TOPIC 2

METHODS OF STUDYING CELLS

-LIGHT MICROSCOPES

-USE PAIR OF CONVEX GLASS LENSES THAT CAN RESOLVE IMAGES 0.2um APART

-REASON= IT IS WAVELENGTH OF LIGHT & THEREFORE RESTRICTS RESOLUTION THAT MICROSCOPE RESOLVES TO (COMPARED TO ELECTRONIC MICROSCOPE THAT CAN DISTINGUSH BETWEEN ITEMS 0.1nm APART)

-RESOLUTION= MINIMUM DISTANCE APART THAT 2 OBJECTS CAN BE DISTINGUISHED AS SEPERATE OBJECTS IN A PHOTO

-MAGNIFICATION= IMAGE / ACTUAL

-LIMITATION MEANS ELECTRONIC MICROSCOPES CAN BE USED TO LOOK AT OBJECTS THAT ARE CLOSER THAN 0.2um APART

METHODS OF STUDYING CELLS

-ELECTRONIC MICROSCOPES

-USE BEAM OF ELECTRONS THAT ARE FOCUSED BY ELECTROMAGNETS INSIDE VACUUM ENVIRONMENT

-VACUUM ENVIRONMENT NEEDED SO PARTICLES IN AIR DON'T DEFLECT ELECTRONS OUT OF BEAM ALIGNMENT

-2 TYPES

-TRANSMISSION ELECTRON MICROSCOPE (TEM)- BEAM OF ELECTRONS PASSES THROUGH THIN SECTION OF SPECIMEN, AREAS THAT ABSORB ELECTRONS APPEAR DARKER ON ELECTRON MICROGRAPH PRODUCED

-SCANNING ELECTRON MICROSCOPE (SEM)- BEAM OF ELECTRONS PASSES ACROSS SURFACE AND SCATTER, PATTERN OF SCATTERING BUILDS UP 3D IMAGE DEPENDING ON CONTOURS OF SPECIMEN

METHODS OF STUDYING CELLS

-LIMITATIONS OF SEM & TEM

• WHOLE SYSTEM MUST BE IN VACUUM SO LIVING SPECIMEN CAN'T BE OBSERVED
• COMPLEX STAINING PROCESS REQUIRED, MAY INTRODUCE ARTEFACTS INTO IMAGE
• SPECIMENS HAVE TO BE VERY THIN (PARTICULARLY FOR TEM) SO ELECTRONS CAN PASS THROUGH
• SEM HAS LOWER RESOLVING POWER THAN TEM (BUT BOTH HAVE GREATER RESOLVING POWER THAN LIGHT MICROSCOPE)

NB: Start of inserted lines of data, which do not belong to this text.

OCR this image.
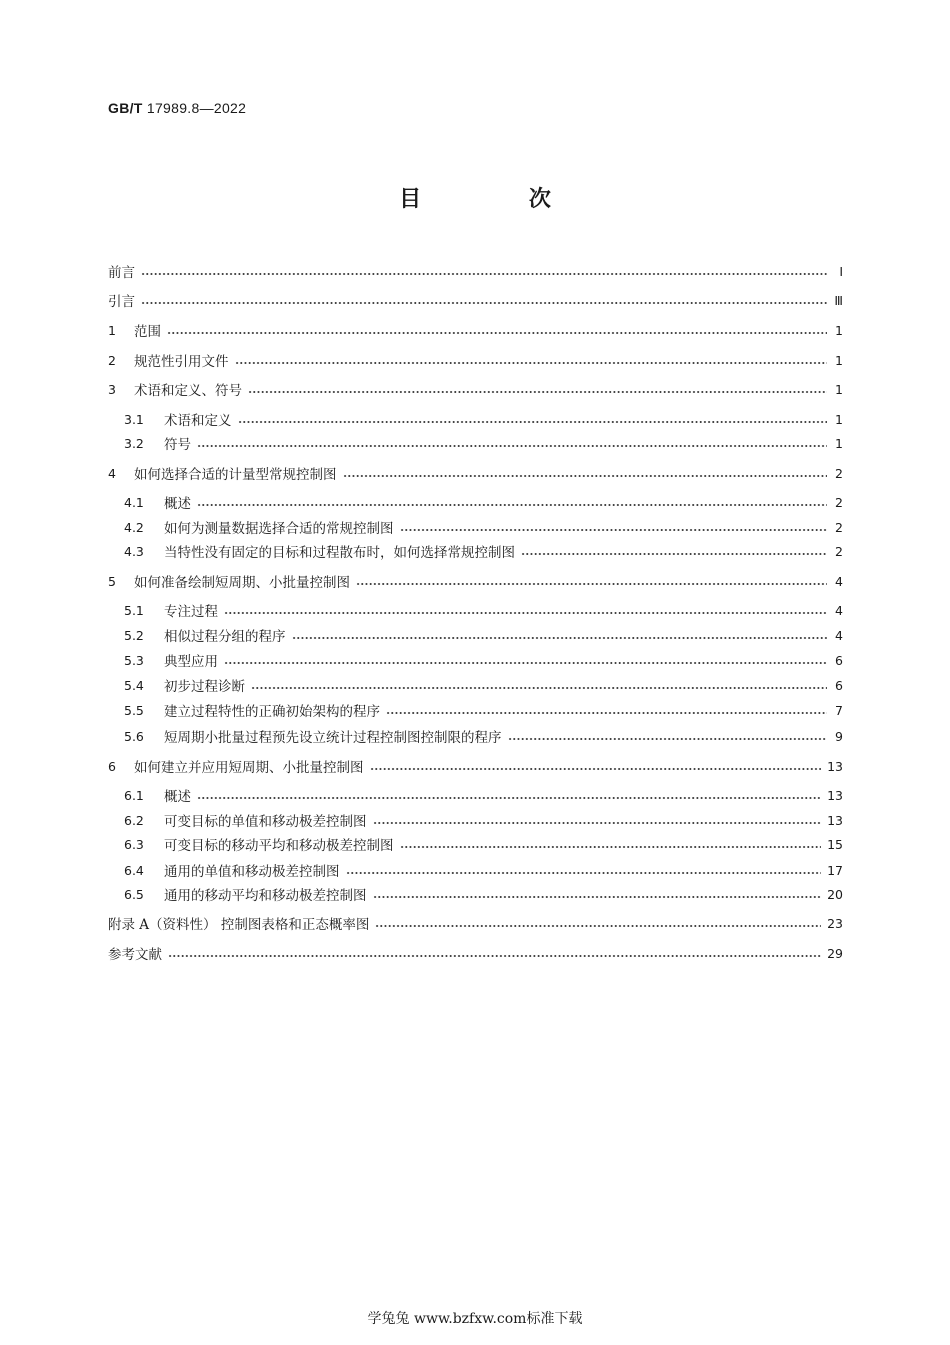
GB/T 17989.8—2022
目 次
前言	Ⅰ
引言	Ⅲ
1	范围	1
2	规范性引用文件	1
3	术语和定义、符号	1
3.1	术语和定义	1
3.2	符号	1
4	如何选择合适的计量型常规控制图	2
4.1	概述	2
4.2	如何为测量数据选择合适的常规控制图	2
4.3	当特性没有固定的目标和过程散布时，如何选择常规控制图	2
5	如何准备绘制短周期、小批量控制图	4
5.1	专注过程	4
5.2	相似过程分组的程序	4
5.3	典型应用	6
5.4	初步过程诊断	6
5.5	建立过程特性的正确初始架构的程序	7
5.6	短周期小批量过程预先设立统计过程控制图控制限的程序	9
6	如何建立并应用短周期、小批量控制图	13
6.1	概述	13
6.2	可变目标的单值和移动极差控制图	13
6.3	可变目标的移动平均和移动极差控制图	15
6.4	通用的单值和移动极差控制图	17
6.5	通用的移动平均和移动极差控制图	20
附录 A（资料性） 控制图表格和正态概率图	23
参考文献	29
学兔兔 www.bzfxw.com标准下载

-CELL FRACTIONATION & ULTRACENTRIFUCATION

-CELL FRACTIONATION= PROCESS IN WHICH DIFFERRENT PARTS & ORGANELLES OF CELL SEPERATED SO THEY CAN BE STUDIED IN DETAIL (MOST COMMON METHOD= DIFFERENTIAL CENTRIFUGATION)

METHODS OF STUDYING CELLS

-HOMOGENATION

• BLENDER- RUPTURING CELL MEMBRANES TO RELEASE ORGANELLES
• HOMOGONATE PRODUCED & FILTERED
• PLACED IN CENTRIFUGE & SPUN AT SLOW SPEED
• HEAVIEST ORGANELLE FORCED TO BOTTOM (PELLET)- LEFT OVER FLUID CALLED SUPERNATANT
• SPUN AGAIN

-ORDER: NUCLEI, CHLOROPLASTS, MITOCHONDRIA, VESICLES, MEMBRANES (FRAGMENTS), ER, RIBOSOMES

-CONDITIONS FOR HOMOGENATION

-COLD- STOP REACTIONS (REDUCE KINETIC ENERGY) &LOWER RATE OF ENZYMES

-ISOTONIC- EQUAL WP, EQUAL WC & LIMITS OSMOSIS OF H20 INTO ORGANELLES WHICH WOULD CAUSE DAMAGE (BURSTING-H20 IN, SHRINKING-H20 OUT)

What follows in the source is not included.